Her iki filmi de geçmişte izlemiştim. Snatch’ten daha çok etkilendiğimi hatırlıyorum. Ancak şimdi, tekrar izleyince, Guy Ritchie’nin ilk filmi olan Lock, Stock and Two Smoking Barrels, açık ara Snatch’den daha iyi bir film.
Bakın, şöyle diyeyim, sadece ilk sahnesi için bile en az 10 kere izlenir bu film. Karakterler, diyaloglar, hikaye örgüsü, kurgu, sahneler. Her şeyiyle dört dörtlük bir soygun/komedi filmi.
Sadece bu filmin diyalogları bir kitaba basılsa, gider alır, başucu kitabım yaparım.
Kaçırmayın.
(Üstüne, en az film kadar mükemmel olan soundtrack’e de bir kulak verin, şuraya tıklayarak)
IMDB notu 8.1
Benim notum 8.5
Buyrun, bu da açılış sahnesi. Lütfen şurada paylaştığım sözleriyle takip edin:
Biraz Kitap:
These Truths - Jill Lepore
Amerika, Amerika, “land of the free, home of the brave.”
Bildiğiniz gibi, günümüzün Amerika Birleşik Devletleri, Thomas Jefferson tarafından yazılan Amerikan Bağımsızlık Bildirisinde belirtilen bazı prensiplerin üzerine kurulu.
Bunların başlıcaları politik eşitlik, insan hakları ve halkın egemenliği.
Jill Lepore, These Truths kitabında, bu değerler üzerine kurulu bir ülkenin, dünyanın süper gücü olarak şu anda bu değerlere sahip olup olmadığını, ABD vatandaşlarının bu değerlere sahip çıkıp çıkmadıklarını sorguluyor.
Avrupalıların Amerika kıtasını kolonileştirmeden önceki “erken Amerika” dönemlerinden, tarih perspektifinden bakıldığında henüz yeni biten Soğuk Savaş’a kadarki Amerika’nın anlatıldığı muhteşem bir kitap.
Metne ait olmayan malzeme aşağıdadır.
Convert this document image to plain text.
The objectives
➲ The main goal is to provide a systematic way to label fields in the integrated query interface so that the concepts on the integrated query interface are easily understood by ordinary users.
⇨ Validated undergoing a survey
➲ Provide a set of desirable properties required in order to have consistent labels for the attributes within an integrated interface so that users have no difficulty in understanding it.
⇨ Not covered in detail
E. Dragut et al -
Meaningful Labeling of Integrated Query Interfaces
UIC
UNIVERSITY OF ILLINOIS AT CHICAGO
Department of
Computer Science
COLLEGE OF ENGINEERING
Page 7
İngilizce kitap okumakla barışıksanız, mutlaka öneririm.
Kitaptan bir bilgi:
Avrupalılar, Amerika'yı keşfetmeden önce, Amerikayı çorak ve eksik bir medeniyet olarak tanımlıyorlardı. Aslında mevzu hiç de böyle değildi. Christopher Columbus 1492'de Amerika’yı keşfettiğinde, yaklaşık olarak 75 milyon insan yaşıyordu Amerikada. O sıralar Avrupanın nüfusu ise 60 milyondu. Amerika çok daha kalabalıktı. Hatta Amerika’daki bazı medeniyetler (mesela Kahokyalılar veya Aztekler, Incalar, Mayalar kıtada çok büyük şehirler inşa etmiş, ticari ve siyasi kayıtlar tutmaya başlamışlardı.
Biraz Müzik:
Eksik - Batu Akdeniz
Bir türlü hak ettiği ilgiyi, alakayı ve popülariteyi yakalayamayan, çok temiz, duru bir ses Batu Akdeniz. Kendisini dedemiz Asım Can Gündüz sayesinde tanımıştım. İyi ki de tanımışım.
Sizin de tanımanız için, en çok dinlenen şarkısını bırakıyorum aşağıya. Beğenirseniz biraz daha derine dalmak için araştırırsınız.
İyi dinlenmeler.
‘’Alışırsın, alışırsın Bu durumla barışırsın’’
Biraz Ben:
Önemsiz gibi gözüken, önemsiz görmek istediğimiz ancak oldukça önemli olan bir seçimi atlattık. Alıştığımızdan daha farklı bir şeyler oldu bu sefer. Çoğu şehirde ve ilçede önemli değişimler gerçekleşti. Ülkemiz ve milletimiz için hayırlı olsun.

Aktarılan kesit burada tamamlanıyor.